Il manque plus grand chose pour aller rallier sa Mm200
un ptit +25% pour la fin d'année (enfin jusqu'à la galette des rois plutôt) ?
l'avantage, ici, c'est que le risk/reward est bon ! 
le titre s'emballe après les comptes
Par Jean-Baptiste André Publié le 28/07/2025 à 09h04
(Boursier.com) — Forvia bondit de près de 10% à 11,2 euros à l'ouverture du marché parisien, soutenu par un bon premier semestre et la confirmation de ses objectifs annuels. Le management a indiqué qu'il s'efforçait de réduire davantage ses coûts administratifs et industriels dans le cadre de son nouveau plan " Simplify ". Forvia, dont les ventes ont reculé de 0,4% au premier semestre à cause notamment des effets de change, a vu sa marge opérationnelle progresser de 20 points de base à 5,4% et son cash-flow net doubler à 418 millions d'euros. La firme a confirmé viser sur l'ensemble de 2025 un chiffre d'affaires compris entre 26,3 et 27,5 milliards d'euros, ainsi qu'une marge d'exploitation comprise entre 5,2% et 6% "en prenant en considération les droits de douane mis en place à ce jour".
JP Morgan ('surpondérer') déclare que les résultats sont " solides ", avec un bénéfice d'exploitation supérieur de 4% aux attentes. La marge d'exploitation est en hausse de 20 points de base, stimulée par la maîtrise des coûts, l'impact contenu des droits de douane américains et les premiers bénéfices du programme EU-FORWARD de l'entreprise.
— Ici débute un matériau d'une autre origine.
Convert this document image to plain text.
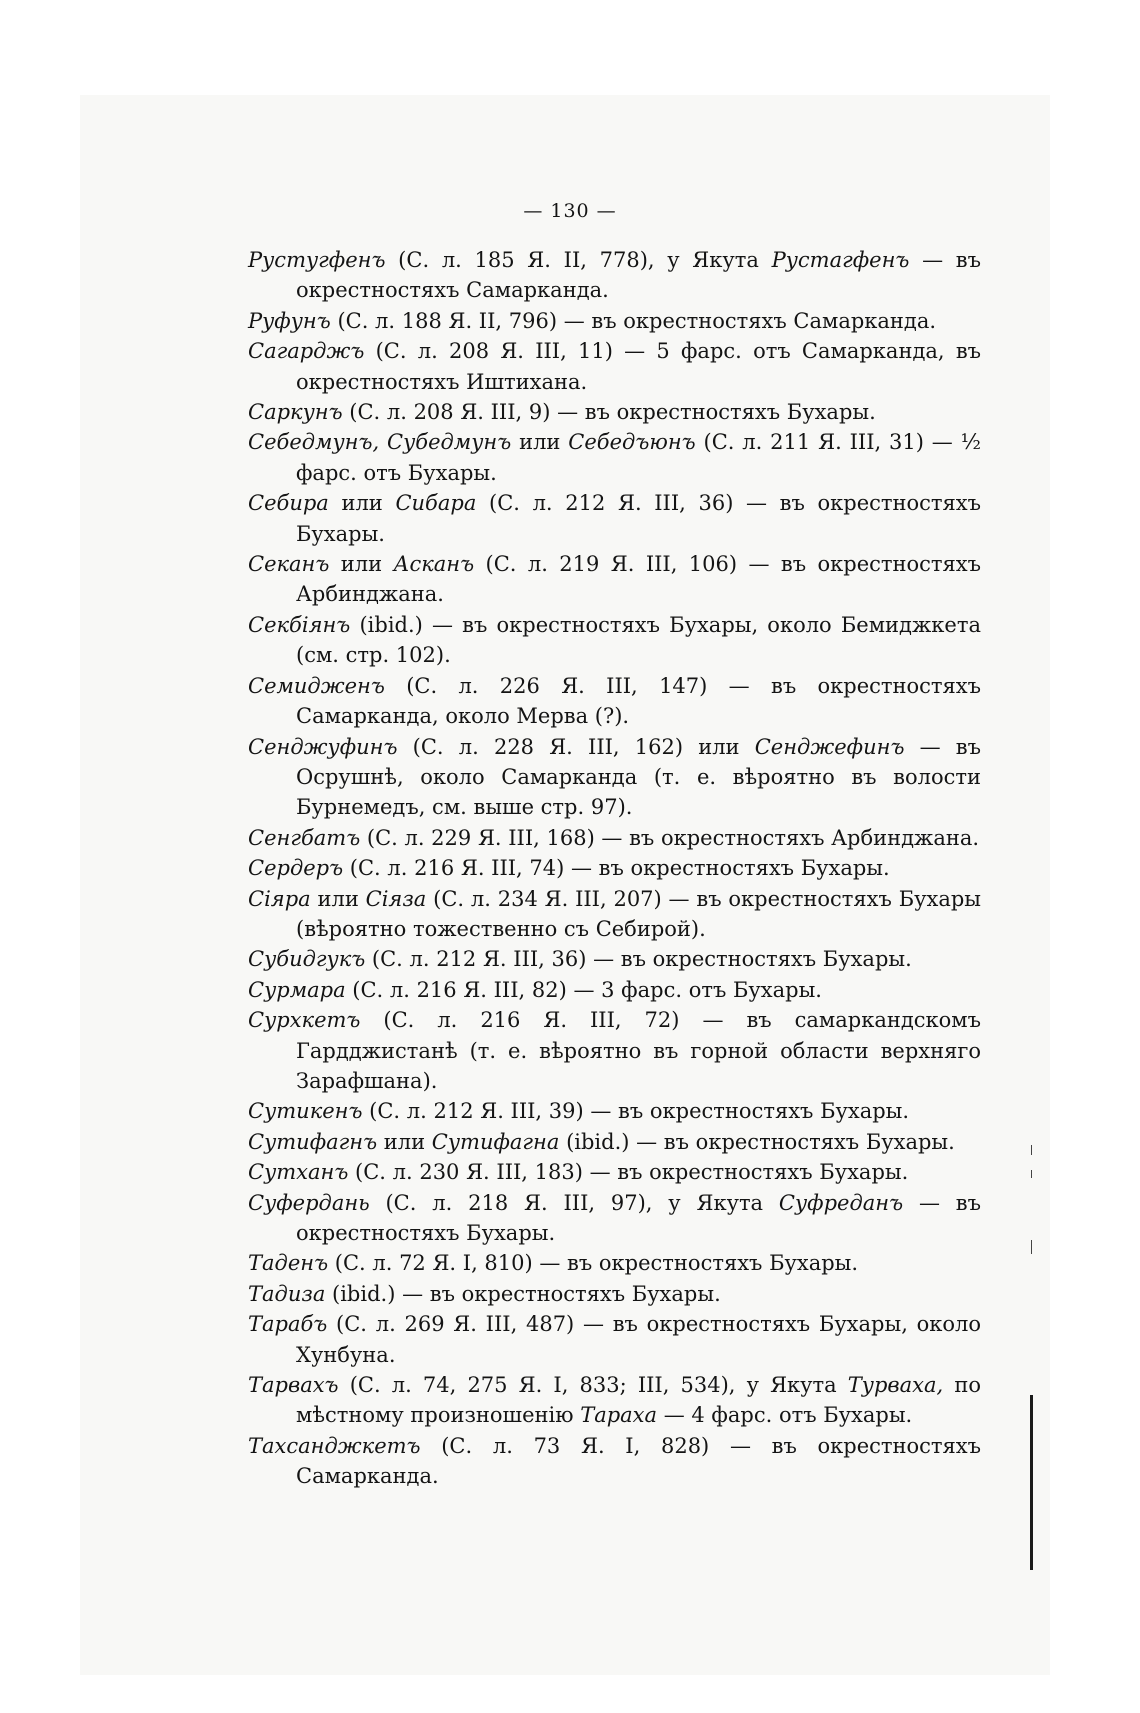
— 130 —

Рустугфенъ (С. л. 185 Я. II, 778), у Якута Рустагфенъ — въ окрестностяхъ Самарканда.

Руфунъ (С. л. 188 Я. II, 796) — въ окрестностяхъ Самарканда.

Сагарджъ (С. л. 208 Я. III, 11) — 5 фарс. отъ Самарканда, въ окрестностяхъ Иштихана.

Саркунъ (С. л. 208 Я. III, 9) — въ окрестностяхъ Бухары.

Себедмунъ, Субедмунъ или Себедъюнъ (С. л. 211 Я. III, 31) — ½ фарс. отъ Бухары.

Себира или Сибара (С. л. 212 Я. III, 36) — въ окрестностяхъ Бухары.

Секанъ или Асканъ (С. л. 219 Я. III, 106) — въ окрестностяхъ Арбинджана.

Секбіянъ (ibid.) — въ окрестностяхъ Бухары, около Бемиджкета (см. стр. 102).

Семидженъ (С. л. 226 Я. III, 147) — въ окрестностяхъ Самарканда, около Мерва (?).

Сенджуфинъ (С. л. 228 Я. III, 162) или Сенджефинъ — въ Осрушнѣ, около Самарканда (т. е. вѣроятно въ волости Бурнемедъ, см. выше стр. 97).

Сенгбатъ (С. л. 229 Я. III, 168) — въ окрестностяхъ Арбинджана.

Сердеръ (С. л. 216 Я. III, 74) — въ окрестностяхъ Бухары.

Сіяра или Сіяза (С. л. 234 Я. III, 207) — въ окрестностяхъ Бухары (вѣроятно тожественно съ Себирой).

Субидгукъ (С. л. 212 Я. III, 36) — въ окрестностяхъ Бухары.

Сурмара (С. л. 216 Я. III, 82) — 3 фарс. отъ Бухары.

Сурхкетъ (С. л. 216 Я. III, 72) — въ самаркандскомъ Гардджистанѣ (т. е. вѣроятно въ горной области верхняго Зарафшана).

Сутикенъ (С. л. 212 Я. III, 39) — въ окрестностяхъ Бухары.

Сутифагнъ или Сутифагна (ibid.) — въ окрестностяхъ Бухары.

Сутханъ (С. л. 230 Я. III, 183) — въ окрестностяхъ Бухары.

Суфердань (С. л. 218 Я. III, 97), у Якута Суфреданъ — въ окрестностяхъ Бухары.

Таденъ (С. л. 72 Я. I, 810) — въ окрестностяхъ Бухары.

Тадиза (ibid.) — въ окрестностяхъ Бухары.

Тарабъ (С. л. 269 Я. III, 487) — въ окрестностяхъ Бухары, около Хунбуна.

Тарвахъ (С. л. 74, 275 Я. I, 833; III, 534), у Якута Турваха, по мѣстному произношенію Тараха — 4 фарс. отъ Бухары.

Тахсанджкетъ (С. л. 73 Я. I, 828) — въ окрестностяхъ Самарканда.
Enfin, le flux de trésorerie net a plus que doublé par rapport au premier semestre 2024. Jefferies ('achat') évoque de bons résultats malgré un contexte difficile. La dynamique de la division 'Électronique et Sièges' est un facteur clé de la surperformance du résultat d'exploitation, tandis que la trésorerie nette est significative, supérieure aux attentes, grâce à des dépenses d'investissement nettement inférieures. Les prévisions sont maintenues, bien qu'à taux de change constants, et la date du prochain CMD est désormais fixée, ce qui pourrait fournir des indications sur le calendrier des cessions, selon le courtier.
Enfin, Oddo BHF explique que le début d'année de Forvia est encourageant sur le plan opérationnel et de la trésorerie, démontrant les premiers bénéfices d'une gestion plus rigoureuse et d'une plus grande agilité. Cependant, cette situation devra être confirmée au second semestre (la faible performance de l'Amérique du Nord au premier semestre doit être améliorée et le broker doute que la performance de trésorerie soit aussi bonne ; les prévisions n'ont été que confirmées malgré l'atteinte d'environ deux tiers de l'objectif annuel du groupe). Ceci, combiné à l'absence de cessions à ce stade et à un endettement " seulement " conforme malgré le flux de trésorerie disponible, ne devrait pas permettre à l'équipementier d'apaiser totalement les inquiétudes concernant sa situation financière... Par conséquent, et après le solide rebond du titre au cours des trois derniers mois (+49 %), l'analyste réitère sa recommandation 'neutre', avec une préférence inchangée pour d'autres acteurs plus qualitatifs et homogènes du segment (ALV, CIE et OPM).